Il est curieux que le passé récent (Lyssenko ou les théories racistes) ne soit pas convoqué au débat alors que le bouillonnement actuel me semble avoir exactement les mêmes moteurs. Il nous faut une théorie "biologique" adaptée  à la société contemporaine: il faudrait qu'elle propose  une forte dose d'individualisme tempérée d'un zeste de solidarité avec transmission des caractères acquis (9).

Notes 

(1) stade de développement supposé du vivant durant lequel il est particulièrement sensible aux conditions extérieures
(2) Olga Lépichinskaya prétend que les cellules appaissent à partir de matière indifférenciée comme le blanc d'oeuf.
(3) Dès 1948, Aragon, dans la revue Europe, reproduit le discours de Lyssenko à l'académie des sciences et condamne la biologie bourgeoise comme étant la  "théorie des moines" ( allusion à Mendel qui était moine à Brno)

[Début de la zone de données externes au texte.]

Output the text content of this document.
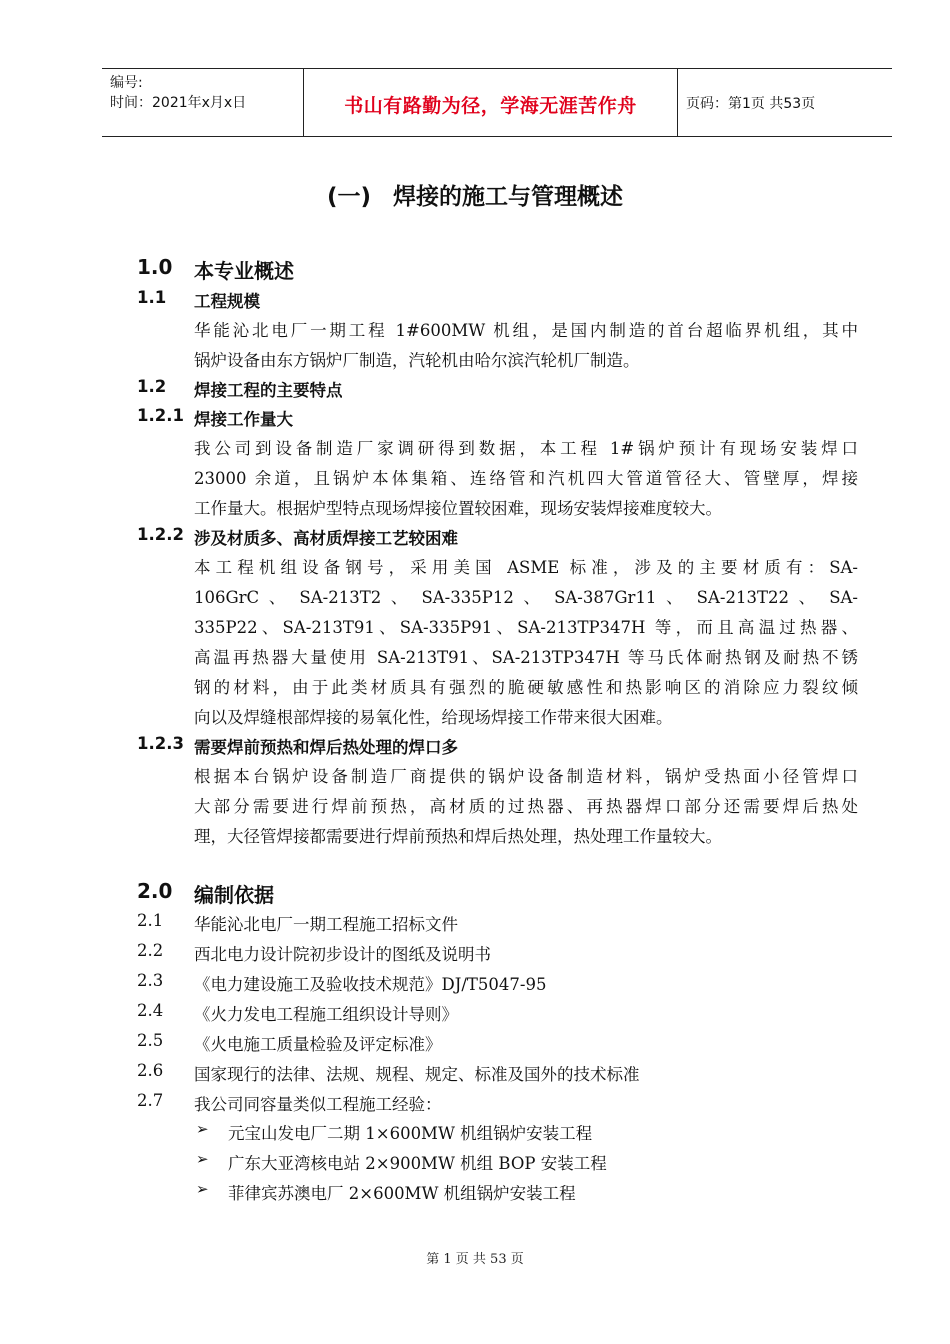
编号:
时间：2021年x月x日	书山有路勤为径，学海无涯苦作舟	页码：第1页 共53页
(一) 焊接的施工与管理概述
1.0 本专业概述
1.1 工程规模
华能沁北电厂一期工程 1#600MW 机组，是国内制造的首台超临界机组，其中
锅炉设备由东方锅炉厂制造，汽轮机由哈尔滨汽轮机厂制造。
1.2 焊接工程的主要特点
1.2.1 焊接工作量大
我公司到设备制造厂家调研得到数据，本工程 1#锅炉预计有现场安装焊口
23000 余道，且锅炉本体集箱、连络管和汽机四大管道管径大、管壁厚，焊接
工作量大。根据炉型特点现场焊接位置较困难，现场安装焊接难度较大。
1.2.2 涉及材质多、高材质焊接工艺较困难
本工程机组设备钢号，采用美国 ASME 标准，涉及的主要材质有：SA-
106GrC 、 SA-213T2 、 SA-335P12 、 SA-387Gr11 、 SA-213T22 、 SA-
335P22、SA-213T91、SA-335P91、SA-213TP347H 等，而且高温过热器、
高温再热器大量使用 SA-213T91、SA-213TP347H 等马氏体耐热钢及耐热不锈
钢的材料，由于此类材质具有强烈的脆硬敏感性和热影响区的消除应力裂纹倾
向以及焊缝根部焊接的易氧化性，给现场焊接工作带来很大困难。
1.2.3 需要焊前预热和焊后热处理的焊口多
根据本台锅炉设备制造厂商提供的锅炉设备制造材料，锅炉受热面小径管焊口
大部分需要进行焊前预热，高材质的过热器、再热器焊口部分还需要焊后热处
理，大径管焊接都需要进行焊前预热和焊后热处理，热处理工作量较大。
2.0 编制依据
2.1 华能沁北电厂一期工程施工招标文件
2.2 西北电力设计院初步设计的图纸及说明书
2.3 《电力建设施工及验收技术规范》DJ/T5047-95
2.4 《火力发电工程施工组织设计导则》
2.5 《火电施工质量检验及评定标准》
2.6 国家现行的法律、法规、规程、规定、标准及国外的技术标准
2.7 我公司同容量类似工程施工经验：
➢ 元宝山发电厂二期 1×600MW 机组锅炉安装工程
➢ 广东大亚湾核电站 2×900MW 机组 BOP 安装工程
➢ 菲律宾苏澳电厂 2×600MW 机组锅炉安装工程
第 1 页 共 53 页
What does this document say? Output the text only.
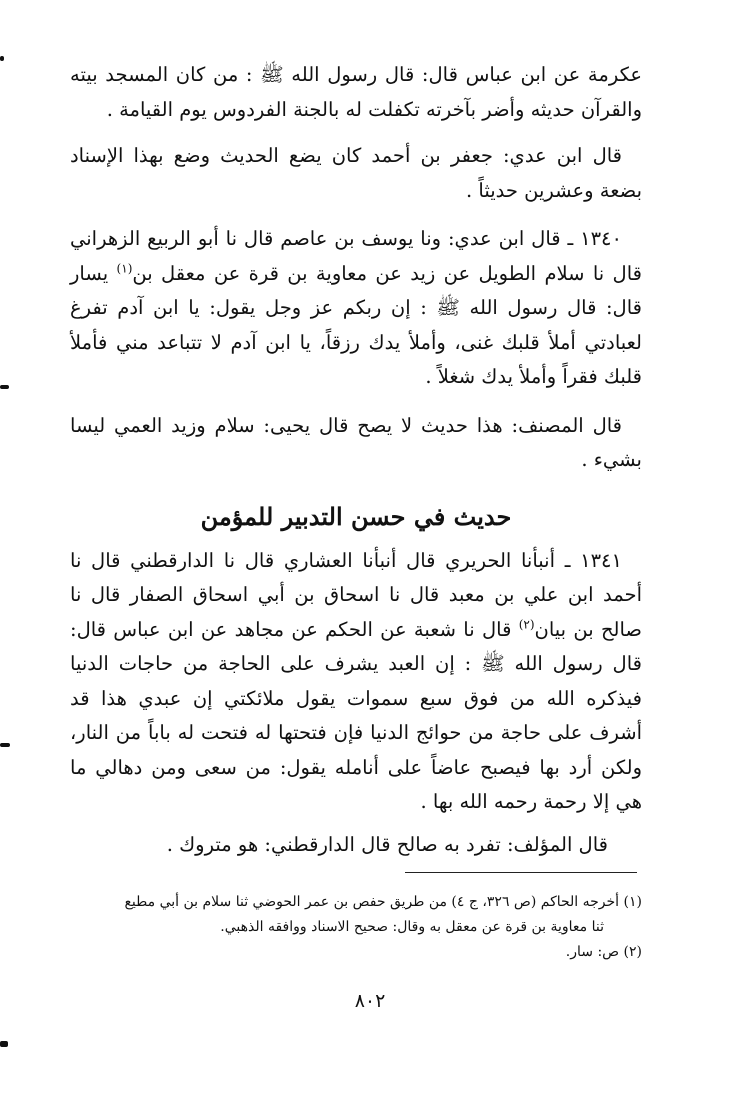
عكرمة عن ابن عباس قال: قال رسول الله ﷺ : من كان المسجد بيته والقرآن حديثه وأضر بآخرته تكفلت له بالجنة الفردوس يوم القيامة .

قال ابن عدي: جعفر بن أحمد كان يضع الحديث وضع بهذا الإسناد بضعة وعشرين حديثاً .

١٣٤٠ ـ قال ابن عدي: ونا يوسف بن عاصم قال نا أبو الربيع الزهراني قال نا سلام الطويل عن زيد عن معاوية بن قرة عن معقل بن$^{(١)}$ يسار قال: قال رسول الله ﷺ : إن ربكم عز وجل يقول: يا ابن آدم تفرغ لعبادتي أملأ قلبك غنى، وأملأ يدك رزقاً، يا ابن آدم لا تتباعد مني فأملأ قلبك فقراً وأملأ يدك شغلاً .

قال المصنف: هذا حديث لا يصح قال يحيى: سلام وزيد العمي ليسا بشيء .

حديث في حسن التدبير للمؤمن

١٣٤١ ـ أنبأنا الحريري قال أنبأنا العشاري قال نا الدارقطني قال نا أحمد ابن علي بن معبد قال نا اسحاق بن أبي اسحاق الصفار قال نا صالح بن بيان$^{(٢)}$ قال نا شعبة عن الحكم عن مجاهد عن ابن عباس قال: قال رسول الله ﷺ : إن العبد يشرف على الحاجة من حاجات الدنيا فيذكره الله من فوق سبع سموات يقول ملائكتي إن عبدي هذا قد أشرف على حاجة من حوائج الدنيا فإن فتحتها له فتحت له باباً من النار، ولكن أرد بها فيصبح عاضاً على أنامله يقول: من سعى ومن دهالي ما هي إلا رحمة رحمه الله بها .

قال المؤلف: تفرد به صالح قال الدارقطني: هو متروك .

(١) أخرجه الحاكم (ص ٣٢٦، ج ٤) من طريق حفص بن عمر الحوضي ثنا سلام بن أبي مطيع

ثنا معاوية بن قرة عن معقل به وقال: صحيح الاسناد ووافقه الذهبي.

(٢) ص: سار.

٨٠٢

(4) T Baldwin et Jack Schultz  dans Science
(5) L O  Bygren 2001 et 2006, étude d'un petit village isolé "Cardiovascular and diabetes mortality determined by nutrition during parents' and grandparents' slow growth period", "Sex-specific, male-line transgenerational responses in humans."
(6) Septembre 2013, dossier par le journaliste physicien Emmanuel Monnier
(7) On retrouve aujourd'hui l'expression " génétique mendelo-morganienne" chère à Lyssenko ( par exemple  La génomique, ouvrage collectif ). Pierre Sonigo écrivait en 2003: "l’information génétique est une version moderne de la « forme » d’Aristote dont, par nécessité de cohérence, elle réintroduit toute la métaphysique." alors que Lyssenko disait "Weismann a donné à sa conception le nom de néo-darwinisme, mais en fait elle rejetait purement et simplement les côtés matérialistes du darwinisme et introduisait en fraude l’idéalisme et la métaphysique dans la biologie".
Les adversaires font de la métaphysique alors qu'eux font de la science pure !
(8) Ne voila t'il pas que la notion d'animal dominant dans une meute est remise en cause !
(9) Pour assurer la stabilité sociale il faut transmettre; le sang n'étant plus le bon vecteur, essayons le mérite ou l'argent.